Bundespatentgericht:
Beschluss vom 8. November 2004
Aktenzeichen: 30 W (pat) 106/03
(BPatG: Beschluss v. 08.11.2004, Az.: 30 W (pat) 106/03)
Tenor
Die Beschwerde des Inhabers der angegriffenen Marke wird zurückgewiesen.
Gründe
I.
Die Marke Zinkotec ist am 26. Januar 1998 unter der Nummer 397 42 016 in das Markenregister eingetragen worden. Sie ist nach Teillöschung bestimmt für "Arzneimittel, Diätetika für für medizinische Zwecke, ausgenommen Diagnostika". Die Veröffentlichung der Eintragung erfolgte am 28. Februar 1998.
Widerspruch erhoben hat ua am 20. Mai 1998 die Inhaberin der Marke 396 09 390 ZINKOTEST, eingetragen seit dem 1. August 1996 für "Pharmazeutische und veterinärmedizinische Erzeugnisse, Diagnostika für medizinische Zwecke".

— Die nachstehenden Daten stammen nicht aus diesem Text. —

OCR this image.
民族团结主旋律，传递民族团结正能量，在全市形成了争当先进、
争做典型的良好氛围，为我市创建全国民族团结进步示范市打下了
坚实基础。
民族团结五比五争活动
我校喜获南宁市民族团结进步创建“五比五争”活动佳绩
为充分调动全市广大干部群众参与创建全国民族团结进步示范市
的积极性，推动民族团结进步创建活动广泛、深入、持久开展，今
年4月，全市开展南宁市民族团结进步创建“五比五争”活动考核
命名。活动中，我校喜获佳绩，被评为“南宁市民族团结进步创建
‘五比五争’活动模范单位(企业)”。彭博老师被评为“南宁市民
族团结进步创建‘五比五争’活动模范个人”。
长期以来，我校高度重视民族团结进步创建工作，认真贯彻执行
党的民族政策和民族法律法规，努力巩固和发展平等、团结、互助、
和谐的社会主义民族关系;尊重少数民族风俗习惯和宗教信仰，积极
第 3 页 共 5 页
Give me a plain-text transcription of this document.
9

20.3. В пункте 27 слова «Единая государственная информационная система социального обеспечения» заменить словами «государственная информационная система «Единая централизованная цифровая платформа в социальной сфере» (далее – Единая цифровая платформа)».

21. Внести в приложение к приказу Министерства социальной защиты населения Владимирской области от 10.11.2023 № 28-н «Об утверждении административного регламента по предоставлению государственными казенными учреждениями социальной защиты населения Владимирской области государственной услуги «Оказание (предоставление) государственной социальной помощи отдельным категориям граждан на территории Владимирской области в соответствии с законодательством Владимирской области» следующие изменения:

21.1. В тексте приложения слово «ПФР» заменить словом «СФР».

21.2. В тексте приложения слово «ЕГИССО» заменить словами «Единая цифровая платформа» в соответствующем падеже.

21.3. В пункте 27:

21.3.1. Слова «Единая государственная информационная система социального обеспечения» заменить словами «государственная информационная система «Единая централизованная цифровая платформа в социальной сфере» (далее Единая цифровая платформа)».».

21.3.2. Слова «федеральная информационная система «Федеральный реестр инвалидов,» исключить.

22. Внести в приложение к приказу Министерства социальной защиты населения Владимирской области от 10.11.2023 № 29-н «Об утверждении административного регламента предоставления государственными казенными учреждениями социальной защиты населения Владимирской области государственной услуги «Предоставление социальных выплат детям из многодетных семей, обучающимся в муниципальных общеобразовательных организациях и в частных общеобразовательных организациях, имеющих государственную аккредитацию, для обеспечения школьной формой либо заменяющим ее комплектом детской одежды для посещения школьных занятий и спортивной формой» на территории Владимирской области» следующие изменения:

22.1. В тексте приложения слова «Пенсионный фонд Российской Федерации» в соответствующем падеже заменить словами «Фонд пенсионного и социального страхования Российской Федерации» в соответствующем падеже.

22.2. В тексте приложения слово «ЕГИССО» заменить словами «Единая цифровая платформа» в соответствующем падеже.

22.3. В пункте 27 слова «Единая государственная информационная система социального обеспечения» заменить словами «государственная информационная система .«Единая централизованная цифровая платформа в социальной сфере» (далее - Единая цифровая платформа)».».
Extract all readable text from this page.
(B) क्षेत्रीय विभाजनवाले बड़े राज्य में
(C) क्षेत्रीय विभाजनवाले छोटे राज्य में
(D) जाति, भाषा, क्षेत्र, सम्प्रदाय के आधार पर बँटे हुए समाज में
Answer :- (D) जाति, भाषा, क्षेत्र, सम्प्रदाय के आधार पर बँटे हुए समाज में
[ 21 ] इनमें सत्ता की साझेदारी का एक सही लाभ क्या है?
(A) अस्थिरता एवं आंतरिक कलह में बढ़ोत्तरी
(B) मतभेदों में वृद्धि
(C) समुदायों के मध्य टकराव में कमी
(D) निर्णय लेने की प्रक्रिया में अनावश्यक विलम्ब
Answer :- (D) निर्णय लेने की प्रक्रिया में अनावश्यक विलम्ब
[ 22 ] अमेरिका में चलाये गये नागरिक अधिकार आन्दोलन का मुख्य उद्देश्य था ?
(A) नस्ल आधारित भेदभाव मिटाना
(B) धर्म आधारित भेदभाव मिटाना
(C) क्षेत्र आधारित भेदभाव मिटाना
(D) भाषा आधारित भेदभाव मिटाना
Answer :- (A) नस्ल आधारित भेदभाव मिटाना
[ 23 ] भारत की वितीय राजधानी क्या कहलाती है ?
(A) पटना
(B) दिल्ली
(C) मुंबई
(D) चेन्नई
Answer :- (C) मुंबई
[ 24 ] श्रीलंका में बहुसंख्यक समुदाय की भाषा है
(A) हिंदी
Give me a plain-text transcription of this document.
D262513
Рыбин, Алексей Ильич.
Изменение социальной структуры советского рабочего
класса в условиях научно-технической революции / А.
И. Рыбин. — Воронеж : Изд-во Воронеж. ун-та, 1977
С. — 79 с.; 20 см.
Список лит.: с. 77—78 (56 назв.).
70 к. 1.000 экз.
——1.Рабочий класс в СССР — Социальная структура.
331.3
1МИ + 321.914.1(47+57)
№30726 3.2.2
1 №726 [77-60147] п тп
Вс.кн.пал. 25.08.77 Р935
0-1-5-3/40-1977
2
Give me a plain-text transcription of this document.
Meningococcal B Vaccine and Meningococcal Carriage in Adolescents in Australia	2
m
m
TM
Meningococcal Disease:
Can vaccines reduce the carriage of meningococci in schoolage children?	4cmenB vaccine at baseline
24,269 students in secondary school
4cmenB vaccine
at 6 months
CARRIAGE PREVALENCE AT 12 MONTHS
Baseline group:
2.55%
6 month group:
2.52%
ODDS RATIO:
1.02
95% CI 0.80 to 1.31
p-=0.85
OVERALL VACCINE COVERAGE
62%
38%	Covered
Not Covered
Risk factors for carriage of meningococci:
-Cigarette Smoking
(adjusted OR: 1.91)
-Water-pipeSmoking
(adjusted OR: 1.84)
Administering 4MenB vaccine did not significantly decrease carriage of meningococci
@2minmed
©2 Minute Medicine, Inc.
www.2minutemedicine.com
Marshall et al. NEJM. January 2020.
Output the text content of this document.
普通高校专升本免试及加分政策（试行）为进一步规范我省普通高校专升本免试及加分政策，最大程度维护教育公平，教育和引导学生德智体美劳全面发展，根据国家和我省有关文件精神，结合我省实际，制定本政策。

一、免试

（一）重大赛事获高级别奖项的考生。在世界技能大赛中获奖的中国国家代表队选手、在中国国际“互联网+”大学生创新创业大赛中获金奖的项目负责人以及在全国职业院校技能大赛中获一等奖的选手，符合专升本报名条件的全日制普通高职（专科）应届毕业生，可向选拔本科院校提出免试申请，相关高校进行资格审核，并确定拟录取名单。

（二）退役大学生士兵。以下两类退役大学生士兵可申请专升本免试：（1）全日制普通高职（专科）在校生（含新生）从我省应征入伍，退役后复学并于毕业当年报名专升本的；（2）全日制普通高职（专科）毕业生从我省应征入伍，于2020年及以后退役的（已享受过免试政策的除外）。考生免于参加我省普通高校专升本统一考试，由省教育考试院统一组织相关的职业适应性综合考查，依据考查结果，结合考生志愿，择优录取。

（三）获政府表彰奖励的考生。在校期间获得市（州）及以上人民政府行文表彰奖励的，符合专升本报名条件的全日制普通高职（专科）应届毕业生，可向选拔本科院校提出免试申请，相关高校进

Die Markenstelle für Klasse 5 des Deutschen Patent- und Markenamts hat aufgrund dieses Widerspruchs wegen der Gefahr klanglicher Verwechslungen die Löschung der Eintragung der angegriffenen Marke angeordnet. Die Abweichungen in den Wortenden reichten angesichts der Übereinstimmungen im Übrigen nach dem Gesamteindruck der Marken nicht aus, um Verwechslungsgefahr verneinen zu können, auch wenn der Markenteil "Zinko-" entfernt an den Wirkstoff "Zink" erinnere und der Verkehr die Aufmerksamkeit mehr auf die übrigen Markenbestandteile richte; die abweichenden Sinngehalte der Endungen seien angesichts unwesentlicher klanglicher Unterschiede nicht geeignet, klanglichen Verwechslungen entgegenzuwirken.
Der Inhaber der angegriffenen Marke hat Beschwerde eingelegt. Er meint, im Hinblick auf die Abweichungen in den Wortenden bestehe keine Verwechslungsgefahr, zumal durch die im Warenverzeichnis ausgenommenen Diagnostika keine identischen Waren vorlägen.
Der Inhaber der angegriffenen Marke beantragt sinngemäß, den Beschluß der Markenstelle für Klasse 5 des Deutschen Patentund Markenamts vom 7. Januar 2003 zu Ziffer 1. aufzuheben und den Widerspruch aus der Marke 396 09 390 zurückzuweisen.
Eine Äußerung der Widersprechenden ist nicht zu den Akten gelangt.
II.
Die zulässige Beschwerde des Inhabers der angegriffenen Marke ist in der Sache nicht begründet. Es besteht auch nach Auffassung des Senats Verwechslungsgefahr im Sinne von § 9 Abs 1 Nr 2 MarkenG.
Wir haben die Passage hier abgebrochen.